As I put it in the American Educator piece:
Reformers and practitioners will inevitably see things differently. But what frustrated teachers can miss is that this is OK, even healthy. Educators are looking from the inside out, and reformers from the outside in. In all walks of life, there are doers and there are talkers. Doers are the people who teach students, attend to patients, and fix plumbing. Talkers are free to survey the sweep of what's being done and explore ways to do it better.
Ultimately, serious and sustainable school reform needs to be profoundly pro-doer. When talkers wax eloquent about students trapped in dysfunctional systems, they often forget that many teachers feel equally stymied. The bureaucracy that reformers decry can also infuriate and demoralize the teachers who live with it every day. Educators see when policies misfire and where existing practices come up short. Talkers have the time to examine the big picture, learn from lots of locales, and forge relationships with policymakers. Talkers have the distance to raise hard truths that can be tough for educators to address simply because they strike so close to home. But it's ultimately the doers—the educators—who have to do the work, which means talkers need to pay close attention to what educators have to say. There's a crucial symbiosis here: teachers and talkers need each other.
Look, I'll offer a confession: I'm not an especially nice guy. When I suggest that talkers and doers need to listen to those who see things differently, that policymakers are well-served by humility, or that reform needs to work for teachers as well as students, it's not because I want everyone to get along. It's because education improvement is hard work. Doing it well is at least as much about discipline and precision as it is about passion. What I'm counseling is not niceness but professionalism. This means listening more deliberately and speaking more selectively. It's tough to listen, though, when we're constantly shouting at one another.
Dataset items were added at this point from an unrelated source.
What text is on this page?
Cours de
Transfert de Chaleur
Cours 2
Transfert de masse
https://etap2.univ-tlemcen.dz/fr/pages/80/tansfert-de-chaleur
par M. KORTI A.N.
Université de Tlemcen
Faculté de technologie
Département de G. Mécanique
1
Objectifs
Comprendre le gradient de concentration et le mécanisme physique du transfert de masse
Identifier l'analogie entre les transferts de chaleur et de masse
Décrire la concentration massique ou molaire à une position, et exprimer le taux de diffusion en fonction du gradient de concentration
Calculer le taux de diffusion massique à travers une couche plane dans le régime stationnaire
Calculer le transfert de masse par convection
It may not fit the tenor of the times. But I've learned, if we're to do better going forward, that we all need to respect the limits of policy, ask more of parents, and appreciate the symbiosis of talkers and doers—while also always remembering that in schooling, it's the doing that counts.
The problem is that we have a world of education reform so fueled by passion—and a vision of how things should be—that there can be little patience for frustrating questions and inconvenient concerns. I think, for instance, of the former Bush administration official who used to answer critiques of No Child Left Behind's famous 100% proficiency decree by asking, "So, whose child are you ready to leave behind?"
One of the big lessons I've learned over the years is that schooling is always more complicated and contextual than we might like it to be. Test scores matter, but not nearly as much as we've tended to suggest. Educators can and should do better, but they can only do so much. Policy matters, but good execution matters much more.
All of this can too easily get lost in our heated policy debates—especially when all parties need to issue a steady stream of policy proposals, declarations, and definitive studies in order to generate media attention and justify foundation support. When I think back over my years in education reform, one constant is frustration that so many lofty, well-meaning proposals have disappointed in practice. It may not be a sexy insight, but I've increasingly come to think that this is because we've discouraged practitioners from talking plainly about practical challenges—and made it hard for them to be heard when they do.